読み上げが終わると、踊り手が一斉に立ち上がり、再び鉦と太鼓が鳴り始めました。踊歌は独特の節回しで、対面した二組が入れ替わったり、足踏みをしたりして踊ります。拍子はときどき速くなったり、止まったりします。このリズムとメロディは西洋音楽に慣れた耳にはとても変わったものに聴こえ、リード楽器である鉦を打つのも、歌うのも踊るのも難しいだろうなと思いました。
踊りにひきつけられ、初めての体験に心が舞い上がり、あっけに取られているうちに、奉納は終わりました。踊り手のみなさんは入場の時と同じく黒衣の人を先頭に列を組み、それぞれ手にした楽器を叩きながら、今度は逆向きに正門のほうに向かって帰っていかれました。
その間、約10分ほど。あっという間でした。
私の少ない知識と語彙(ごい)ではとても表現できないものを目撃したという印象が残りました。踊り手が年配の男性ばかりなので厳しい雰囲気もありつつ、ユーモアというか、洒脱さとでもいうのでしょうか。そう、まさに「ひょうたん的」と形容したくなるような、明るさ、抜け感が踊り全体から漂っていました。
その雰囲気に近いのは、狂言かもしれないと思いました。私の知っている範囲に限定すれば、節分の日に京都の北野天満宮で見た「北野追儺狂言」が近いニュアンス。六波羅蜜寺の「空也踊躍念仏」や、空也堂の「歓喜踊躍念仏」も念仏踊りであり、似ているところがあると思いました。
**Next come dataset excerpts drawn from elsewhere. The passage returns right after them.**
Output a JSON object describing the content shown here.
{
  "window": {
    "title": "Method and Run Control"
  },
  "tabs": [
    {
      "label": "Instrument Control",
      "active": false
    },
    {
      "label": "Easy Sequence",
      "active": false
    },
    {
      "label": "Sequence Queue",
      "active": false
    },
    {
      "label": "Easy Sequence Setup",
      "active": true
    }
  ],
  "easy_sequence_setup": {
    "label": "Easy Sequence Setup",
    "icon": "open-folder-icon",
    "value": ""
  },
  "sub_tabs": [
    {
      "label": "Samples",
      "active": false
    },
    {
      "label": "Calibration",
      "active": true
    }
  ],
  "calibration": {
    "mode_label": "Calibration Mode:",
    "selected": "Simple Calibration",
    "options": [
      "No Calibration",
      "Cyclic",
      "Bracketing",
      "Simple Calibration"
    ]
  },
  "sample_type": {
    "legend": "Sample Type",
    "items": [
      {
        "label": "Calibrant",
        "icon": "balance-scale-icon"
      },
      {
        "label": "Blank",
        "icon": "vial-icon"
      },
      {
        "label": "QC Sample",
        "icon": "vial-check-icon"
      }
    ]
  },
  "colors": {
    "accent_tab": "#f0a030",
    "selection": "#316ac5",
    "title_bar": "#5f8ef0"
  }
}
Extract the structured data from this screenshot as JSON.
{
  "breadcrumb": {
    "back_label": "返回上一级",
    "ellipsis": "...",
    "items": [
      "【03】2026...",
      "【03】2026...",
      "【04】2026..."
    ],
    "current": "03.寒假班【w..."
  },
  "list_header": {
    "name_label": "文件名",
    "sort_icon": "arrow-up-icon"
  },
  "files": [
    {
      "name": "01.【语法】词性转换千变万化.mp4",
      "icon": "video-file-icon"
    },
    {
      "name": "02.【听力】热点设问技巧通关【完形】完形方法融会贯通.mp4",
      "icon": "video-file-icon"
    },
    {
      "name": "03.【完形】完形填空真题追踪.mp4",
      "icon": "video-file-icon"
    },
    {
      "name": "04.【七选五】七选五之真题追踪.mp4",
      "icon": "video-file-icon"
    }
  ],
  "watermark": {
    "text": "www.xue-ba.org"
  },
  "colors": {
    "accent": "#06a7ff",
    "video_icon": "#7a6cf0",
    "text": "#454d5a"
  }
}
「戯瓢踊」の余韻に浸っていると、境内では奴踊りが始まりました。続いて見事な獅子舞。先週も書いたように、明日の本宮ではこれらの演目はすべて他の組と同じく「小竹八幡神社」に奉納されるのですが、「戯瓢踊」だけは、美浜町の御旅所で、朝の海を背景に行われるのだそそうです。
「それはもう本当に素晴らしいですよ!きらきらと朝日に海が輝いて……」と、毎年見に来ているというツウな観客の方が教えてくださいました。
「御坊祭」の宵宮が本格的に盛り上がるのは夜にかけての時間帯であり、氏子各組の宮入りがこれからどんどん行われます。
そして翌朝。本宮の奉納第一番は、海を背景にしての「戯瓢踊」で始まり、「小竹八幡神社」への深夜までの奉納に引き継がれていくのです。
うっかりと翌日に他の予定を入れてしまったことなどもあり、この後私は電車に乗ってそそくさと大阪に帰ったのですが、「うう、来年は宿をとって、朝早く起きて、本宮の「戯瓢踊」を見る。絶対にそうする!」と思いました。
私は電車の中で、御坊で撮った写真をじっと眺めました。その日出会ったひょうたん。その日出会った音とリズム、踊り、風景、人々の笑顔。それらすべてを頭の中で何度も何度も反芻(はんすう)しました。